Predicting when a volcano will next blow is tricky business, but lessons we learned from one of Hawaii’s recent eruptions may help.
Kīlauea, on the Big Island of Hawai'i, is probably the best understood volcano on Earth. That’s thanks to monitoring and gathered information that extends back to the formation of the Hawaiian Volcano Observatory in 1912.
The volcano is also subject to the world’s most technologically advanced geophysical monitoring network.
From the skies, satellites collect data that show the changing topography of the volcano as magma moves throughout the internal magma plumbing system. Satellites also look at the composition of volcanic gases.
From the ground, volcanologists use a number of highly sensitive chemical and physical tools to further understand the structure of that magma plumbing system. This helps to study the movement of magma within the volcano.
Earthquakes and vibrations
A lynch pin of volcano monitoring is seismicity – how often, where and when earthquakes occur. Magma movement within the volcano triggers earthquakes, and putting together the data on their location (a technique known as triangulation) tracks the path of magma underground.USGS
A newer technique, seismic interferometry, uses vibrations of energy from ocean waves hitting the distant shorelines that then travel through the volcano.
Changes in the speed of these vibrations help us map the 3D footprint of the volcano’s magma plumbing system. We can then detect when, and in some cases how, the magma plumbing system is changing.
This monitoring provides the “pulse” of the volcano during times of inactivity - a baseline from which to detect change during volcanic unrest. This proved invaluable for early warning, and the prediction of where and when, of the eruption of Kīlauea on May 3, 2018.
The “pulse” of Kīlauea includes cycles of volcano inflation (bulging) and deflation (contraction) as magma moves into and out of the storage region at the summit of the volcano.
The speeds of vibrations travelling through the volcano are predictable during observations of inflation/deflation cycles. When the volcano bulges, the vibrations travel faster through the volcano as rock and magma is compressed. When the volcano contracts these speeds decrease.
We describe this relationship between the two sets of data – the bulging/contraction and the faster/slower speed of vibrations – as coupled.
Compared to our baseline, we saw the coupled data shift 10 days before the Kīlauea eruption on May 3. That told scientists the magma plumbing system had changed in a significant way.
The volcano was bulging due to the buildup of pressure inside the magma chamber, but the seismic waves were slowing down quite dramatically, instead of speeding up.
Our interpretation of this data was that the summit magma chamber was not able to sustain the pressure from an increasing magma supply – the bulge was too big. Rock material started to break around the summit magma chamber.

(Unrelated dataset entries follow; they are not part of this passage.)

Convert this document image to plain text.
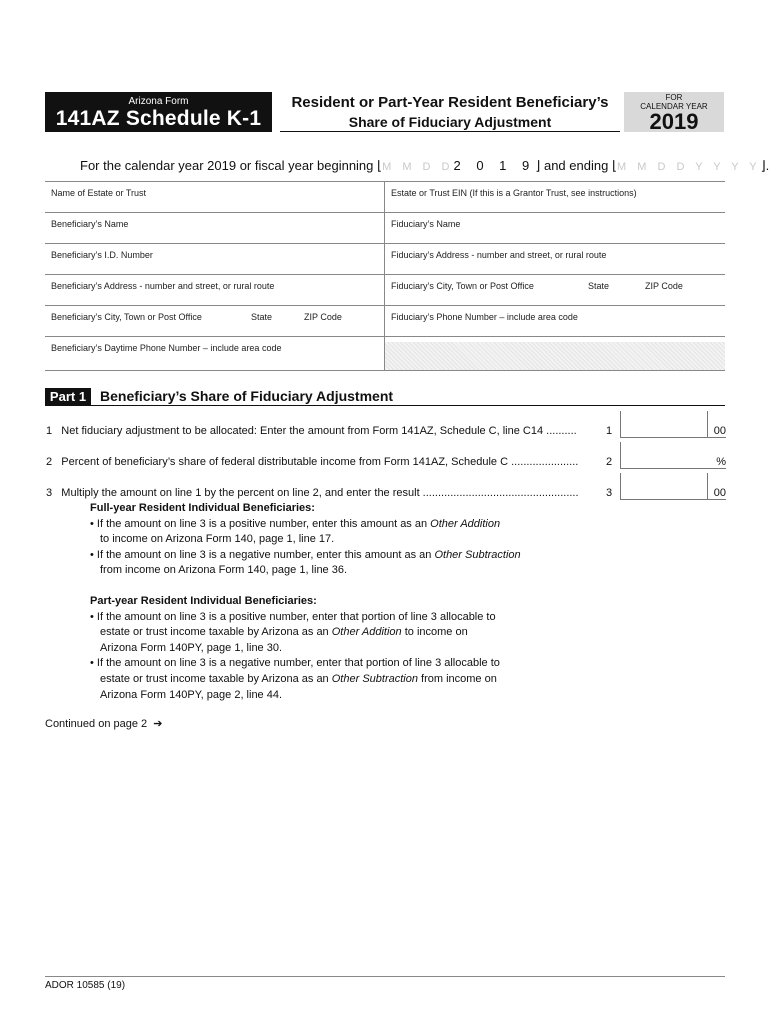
Arizona Form
141AZ Schedule K-1
Resident or Part-Year Resident Beneficiary’s
Share of Fiduciary Adjustment
FOR
CALENDAR YEAR
2019
For the calendar year 2019 or fiscal year beginning ⌊M M D D2 0 1 9⌋ and ending ⌊M M D D Y Y Y Y⌋.
Name of Estate or Trust	Estate or Trust EIN (If this is a Grantor Trust, see instructions)
Beneficiary’s Name	Fiduciary’s Name
Beneficiary’s I.D. Number	Fiduciary’s Address - number and street, or rural route
Beneficiary’s Address - number and street, or rural route	Fiduciary’s City, Town or Post Office	State	ZIP Code
Beneficiary’s City, Town or Post Office	State	ZIP Code	Fiduciary’s Phone Number – include area code
Beneficiary’s Daytime Phone Number – include area code
Part 1 Beneficiary’s Share of Fiduciary Adjustment
1 Net fiduciary adjustment to be allocated: Enter the amount from Form 141AZ, Schedule C, line C14 ..........	1	00
2 Percent of beneficiary’s share of federal distributable income from Form 141AZ, Schedule C ......................	2	%
3 Multiply the amount on line 1 by the percent on line 2, and enter the result ................................................... 3	00
Full-year Resident Individual Beneficiaries:
• If the amount on line 3 is a positive number, enter this amount as an Other Addition
to income on Arizona Form 140, page 1, line 17.
• If the amount on line 3 is a negative number, enter this amount as an Other Subtraction
from income on Arizona Form 140, page 1, line 36.
Part-year Resident Individual Beneficiaries:
• If the amount on line 3 is a positive number, enter that portion of line 3 allocable to
estate or trust income taxable by Arizona as an Other Addition to income on
Arizona Form 140PY, page 1, line 30.
• If the amount on line 3 is a negative number, enter that portion of line 3 allocable to
estate or trust income taxable by Arizona as an Other Subtraction from income on
Arizona Form 140PY, page 2, line 44.
Continued on page 2 ➔
ADOR 10585 (19)
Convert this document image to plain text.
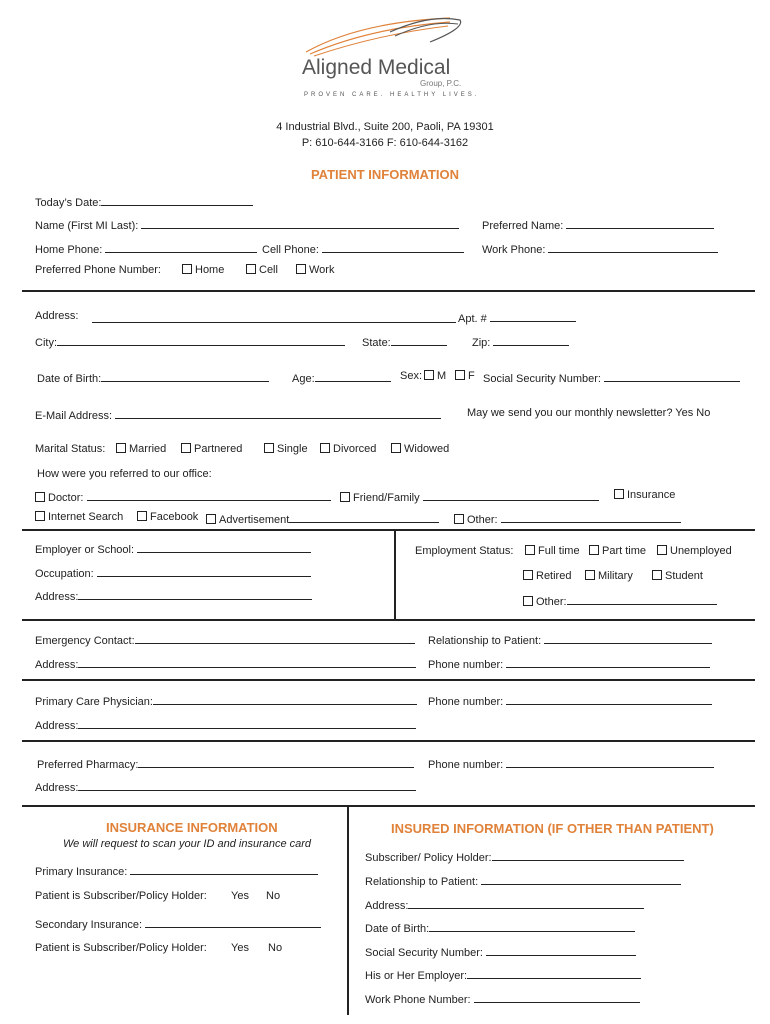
Aligned Medical
Group, P.C.
PROVEN CARE. HEALTHY LIVES.
4 Industrial Blvd., Suite 200, Paoli, PA 19301
P: 610-644-3166 F: 610-644-3162
PATIENT INFORMATION
Today’s Date:
Name (First MI Last):	Preferred Name:
Home Phone:	Cell Phone:	Work Phone:
Preferred Phone Number:	Home	Cell	Work
Address:	Apt. #
City:	State:	Zip:
Date of Birth:	Age:	Sex:	M	F Social Security Number:
E-Mail Address:	May we send you our monthly newsletter? Yes No
Marital Status:	Married	Partnered	Single	Divorced	Widowed
How were you referred to our office:
Doctor:	Friend/Family	Insurance
Internet Search	Facebook	Advertisement	Other:
Employer or School:
Occupation:
Address:
Employment Status:	Full time	Part time	Unemployed
Retired	Military	Student
Other:
Emergency Contact:	Relationship to Patient:
Address:	Phone number:
Primary Care Physician:	Phone number:
Address:
Preferred Pharmacy:	Phone number:
Address:
INSURANCE INFORMATION
We will request to scan your ID and insurance card
Primary Insurance:
Patient is Subscriber/Policy Holder: Yes No
Secondary Insurance:
Patient is Subscriber/Policy Holder: Yes No
INSURED INFORMATION (IF OTHER THAN PATIENT)
Subscriber/ Policy Holder:
Relationship to Patient:
Address:
Date of Birth:
Social Security Number:
His or Her Employer:
Work Phone Number:
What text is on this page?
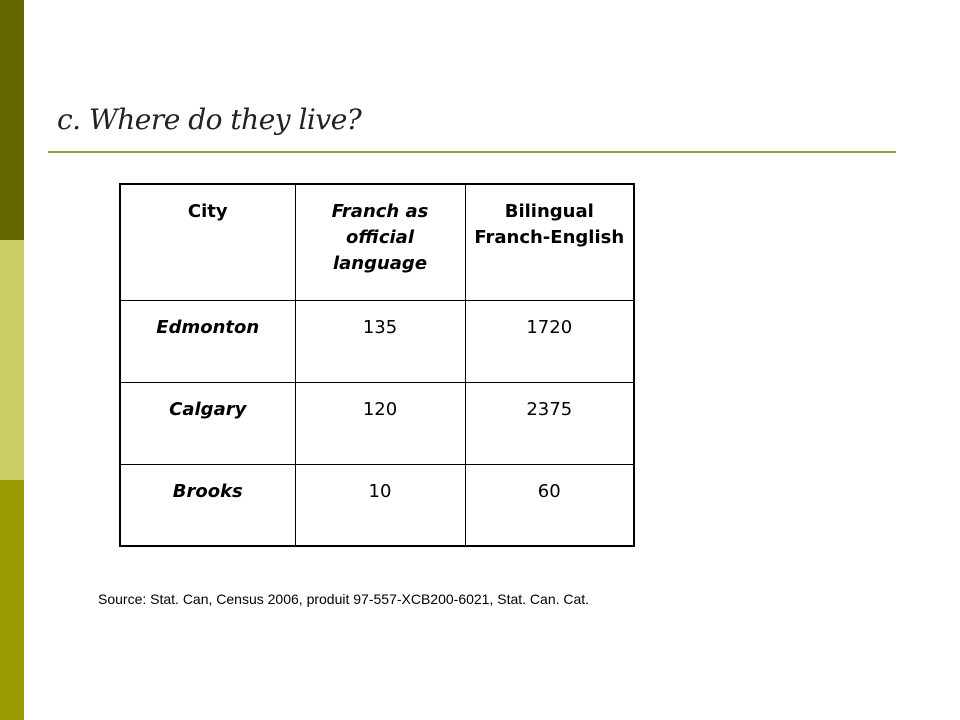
c. Where do they live?
City	Franch as official language	Bilingual Franch-English
Edmonton	135	1720
Calgary	120	2375
Brooks	10	60
Source: Stat. Can, Census 2006, produit 97-557-XCB200-6021, Stat. Can. Cat.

Breakage of the rocks perhaps then led to changes of the summit magmatic system so that more magma could more easily arrive at the eruption site about 40km away.
As well as Kīlauea, such coupled data sets are regularly collected, investigated and interpreted in terms of magma transport at other volcanoes globally. Sites include Piton de la Fournaise on Reunion Island, and Etna volcano, Italy.
But our modelling was the first to demonstrate these changes in the coupled data relationship could occur due to weakening of the material inside the volcano before an eruption.
The damage model that we applied can now be used for other volcanoes in a state of unrest. This adds to the toolbox volcanologists need to predict the when and where of an impending eruption.
So much data, we need help
When volcanoes are in a heightened state of unrest, the volume of information available from digital data and ground observations is extreme. Scientists tend to rely on observational monitoring first, and other data when time and extra people are available.
But the total amount of incoming data (such as from satellites) is overwhelming, and scientists simply can’t keep up. Machine learning might be able to help us here.
Artificial intelligence is the new kid on the block for eruption prediction. Neural networks and other algorithms can use high volumes of complex data and “learn” to distinguish between different signals.
Automated early alert systems of an impending eruption using sensor arrays exist for some volcanoes today, for example at Etna volcano, Italy. It’s likely that artificial intelligence will make these systems more sophisticated in the future.
Early detection sounds wonderful for authorities charged with public safety, but many volcanologists are wary.
If they lead to multiple false alarms then that could slash trust in scientists for both managers of volcanic crises and the public alike.